Claimed sightings of the Loch Ness Monster date back to 1933, though there have been rumors of a beast in the waters since the 7th century. With its stunning views and untouched landscapes, Loch Ness is ideal for walking and hiking and is also the site for the annual Baxters Loch Ness Marathon. The loch is also a popular spot for sailing and fishing enthusiasts, with salmon, pike, trout and more living in its fresh waters.
Edinburgh has an almost fairy-tale setting and every step is a revelation. Its magnificent architecture shifts from the proud tenements of its medieval Old Town, to the grace and geometric precision of the Georgian New Town. Above it all stands Edinburgh Castle perched high on its volcanic rock looking down on a city where medieval lanes and elegant, sweeping terraces hold over ten centuries of history, mystery, and tradition.
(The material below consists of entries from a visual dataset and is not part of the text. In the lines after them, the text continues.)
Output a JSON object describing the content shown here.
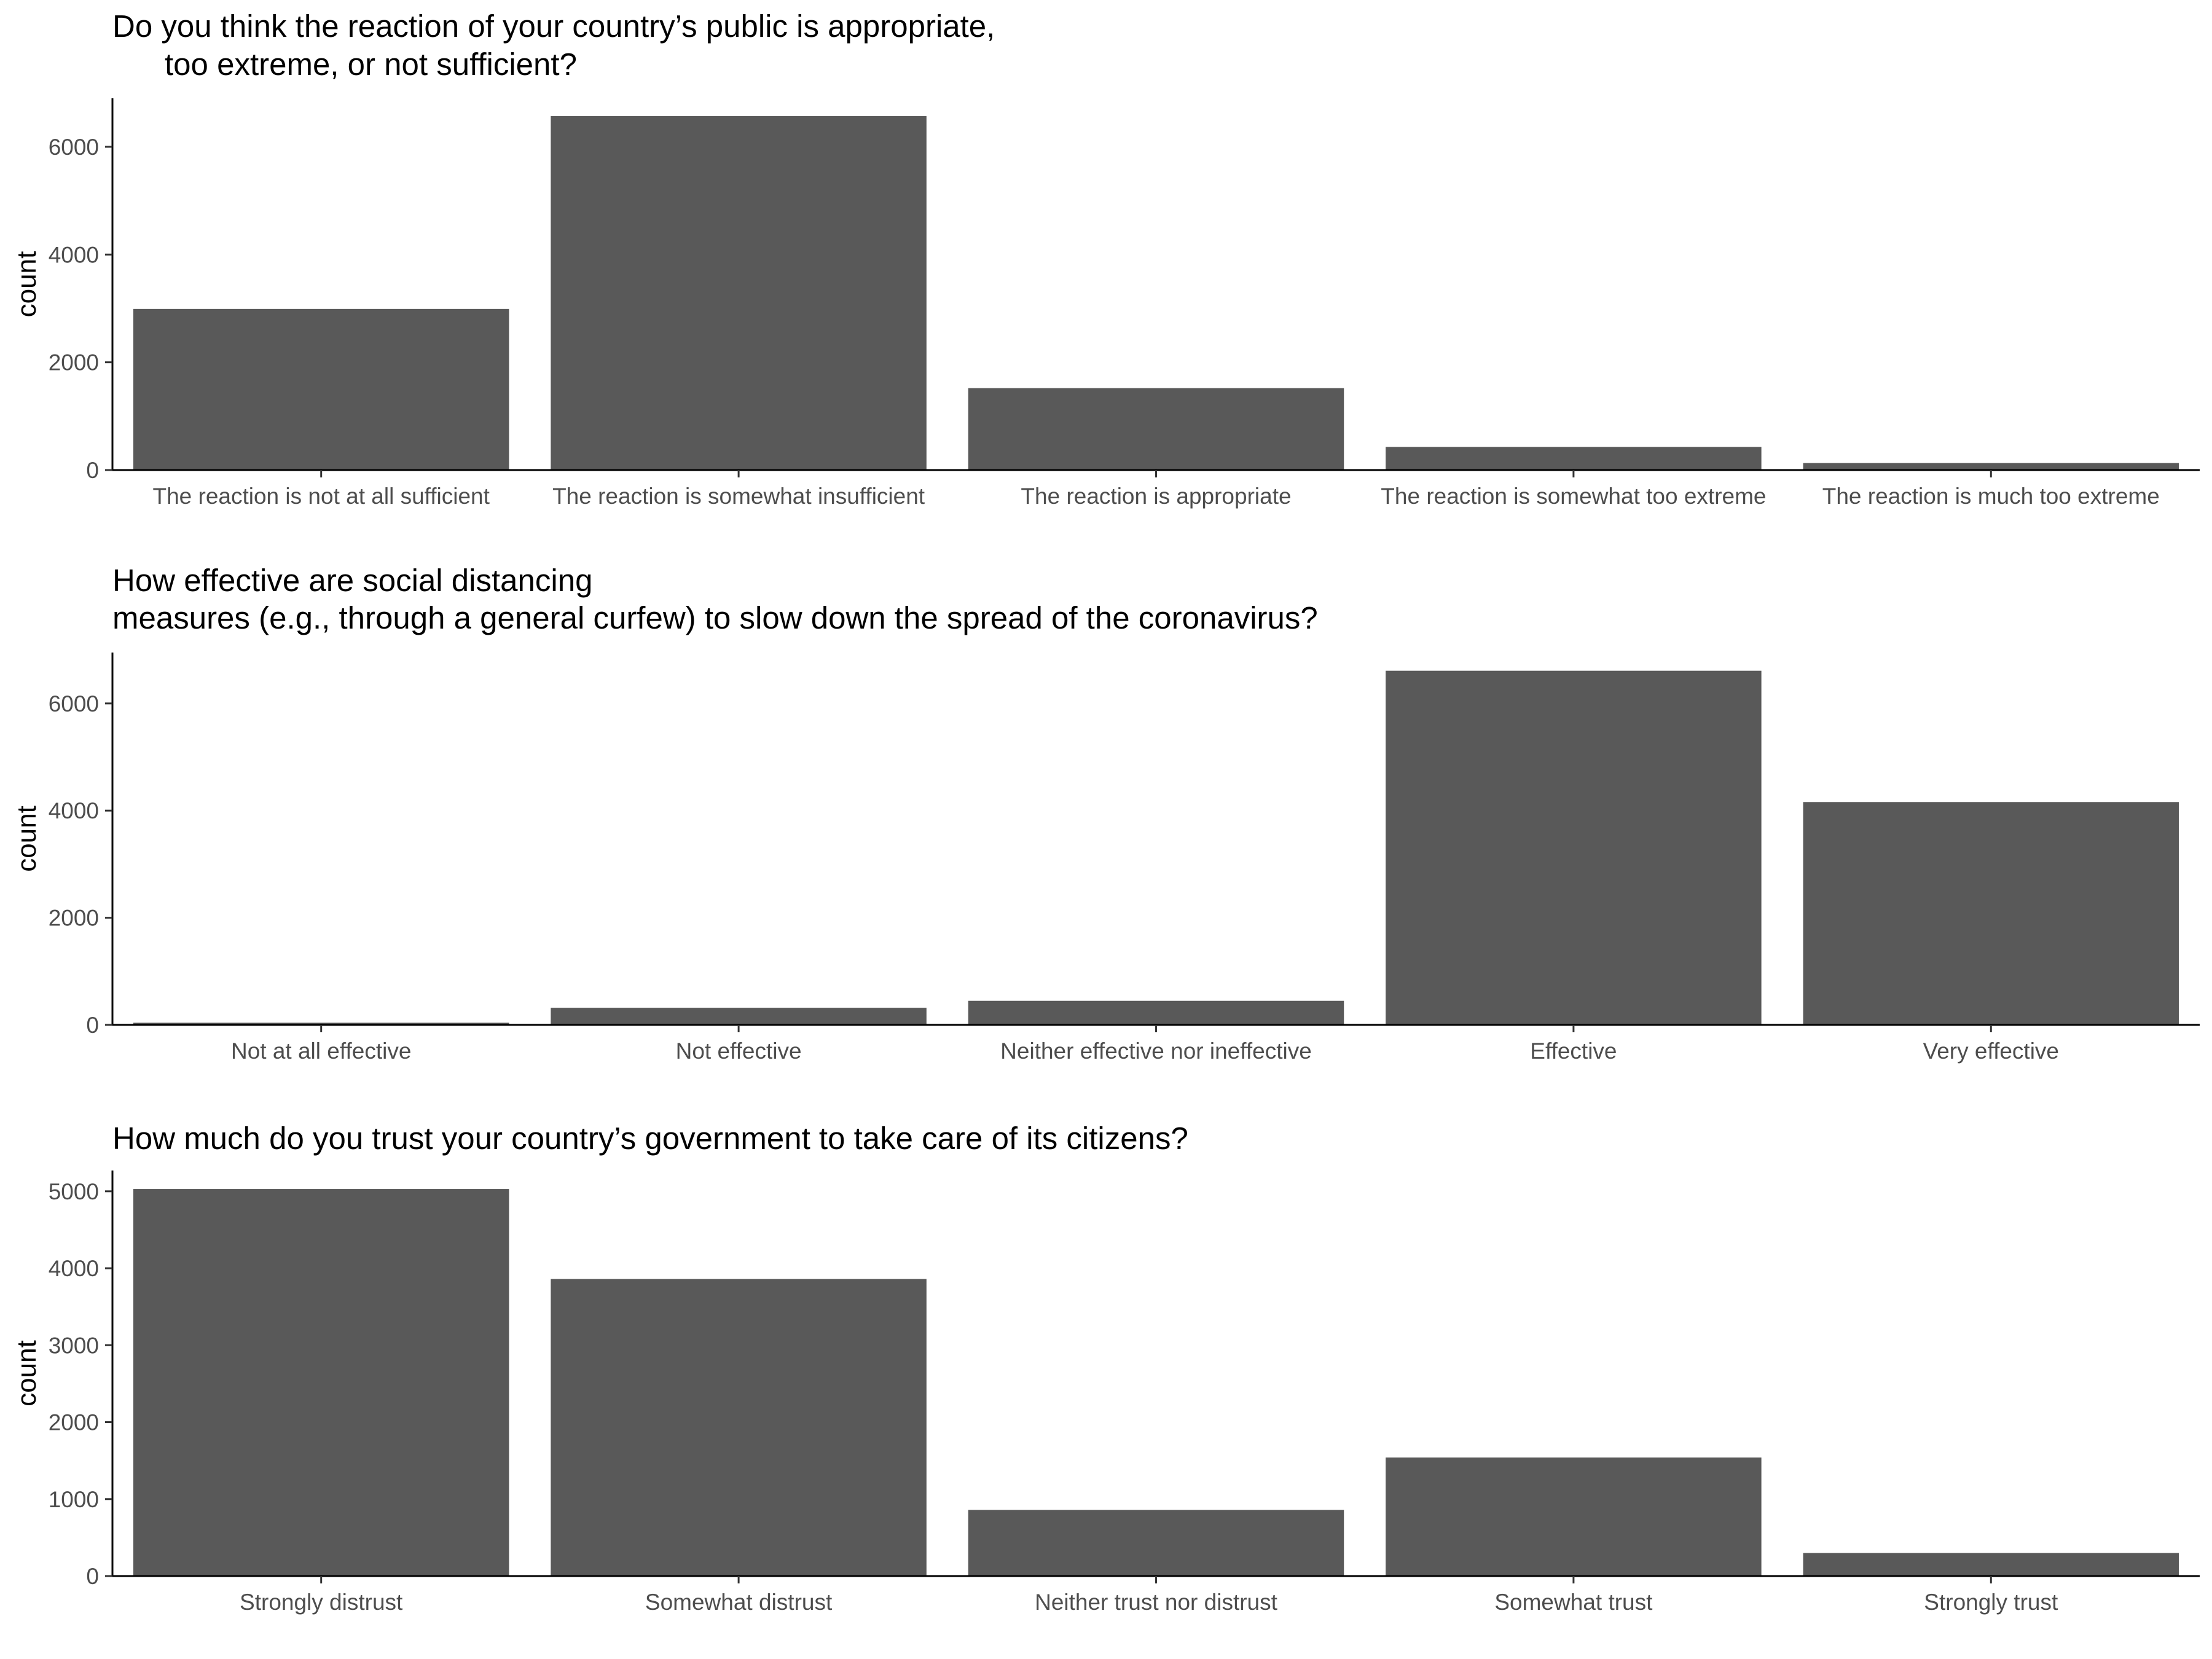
{
  "bar_color": "#595959",
  "chart_data": [
    {
      "type": "bar",
      "title_lines": [
        "Do you think the reaction of your country’s public is appropriate,",
        "      too extreme, or not sufficient?"
      ],
      "xlabel": "",
      "ylabel": "count",
      "ylim": [
        0,
        6900
      ],
      "yticks": [
        0,
        2000,
        4000,
        6000
      ],
      "categories": [
        "The reaction is not at all sufficient",
        "The reaction is somewhat insufficient",
        "The reaction is appropriate",
        "The reaction is somewhat too extreme",
        "The reaction is much too extreme"
      ],
      "values": [
        2990,
        6570,
        1520,
        430,
        130
      ]
    },
    {
      "type": "bar",
      "title_lines": [
        "How effective are social distancing",
        "measures (e.g., through a general curfew) to slow down the spread of the coronavirus?"
      ],
      "xlabel": "",
      "ylabel": "count",
      "ylim": [
        0,
        6950
      ],
      "yticks": [
        0,
        2000,
        4000,
        6000
      ],
      "categories": [
        "Not at all effective",
        "Not effective",
        "Neither effective nor ineffective",
        "Effective",
        "Very effective"
      ],
      "values": [
        40,
        320,
        450,
        6610,
        4160
      ]
    },
    {
      "type": "bar",
      "title_lines": [
        "How much do you trust your country’s government to take care of its citizens?"
      ],
      "xlabel": "",
      "ylabel": "count",
      "ylim": [
        0,
        5270
      ],
      "yticks": [
        0,
        1000,
        2000,
        3000,
        4000,
        5000
      ],
      "categories": [
        "Strongly distrust",
        "Somewhat distrust",
        "Neither trust nor distrust",
        "Somewhat trust",
        "Strongly trust"
      ],
      "values": [
        5030,
        3860,
        860,
        1540,
        300
      ]
    }
  ]
}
Scotland`s jewel on the River Clyde, Glasgow is an architectural dream: Victorian red and honey sandstone, Italianate steeples and medieval spires sit harmoniously with neo-Gothic towers, the sensuous Art Nouveau of Charles Rennie Mackintosh and the titanium, glass and steel of the contemporary city. Glasgow has an amazing portfolio of museums and galleries, many of them free!
Recommended Stay: At least 3 nights Must See`s:
The Lighthouse, Willow Tea Rooms, Merchant City, The Style Mile, Glasgow Science Centre, Kelvingrove Art Gallery and Museum, Glasgow Botanic Gardens, and so much more!
The capital of the Highlands, Inverness is one of the oldest inhabited sites in Scotland. Don`t miss the oldest church, Old High Church, on St Michael`s Mount by the riverside, a site used for worship since Celtic times. Other interesting sights include Inverness Castle, from which Mary, Queen of Scots was infamously barred; and Urquhart Castle, south of the city, which was a formidable fortress in the Middle Ages. Inverness is a good base for exploring the Highlands.
Recommended Stay:At least 3 nights Must See`s:
Inverness Castle, The Steeple, Ness Islands, Inverness Castle, Abertarff House, Cawdor Castle, Urquhart Castle, Culloden Battlefield, and so much more!
Surnamed the "Granite City" because of its buildings constructed largely of pink or gray granite, the historic Aberdeen presents a modern cosmopolitan image to visitors, boasting marvelous museums and galleries; a lively nightlife and the best shopping in the northeast. The city is famous for its outstanding parks, gardens, its top attraction being the Winter Gardens at the Duthie Park, home to the stunning Rose Mountain. The city's two miles of sands also ensures it a status of coastal resort.
Located close to Ben Nevis, the highest mountain in the British Isles, and the beautiful Glen Nevis, Fort William is a major tourist centre for hillwalking and climbing. The town's attractions include the West Highland Museum with a large number of Jacobite relics including a secret portrait of Bonnie Prince Charlie, and one of the old paneled rooms from the fort has been rebuilt here. Fort William was the first town in Britain to be lit by electricity generated by its own water power scheme.
Situated at the base of Craigmore (1271 foot high) and on the Laggan, a head-water of the River Forth, Aberfoyle is a beautiful alpine resort. This land belonged to Rob Roy (1671-1734), the outlaw and leader of the MacGregors. Sir Walter Scott's romantic poem "The Lady of the Lake" greatly increased tourism to the area, eventually attracting Queen Victoria, who was enchanted by its beauty. It is the perfect is the gateway to the Trossachs, one of the most picturesque regions of Scotland.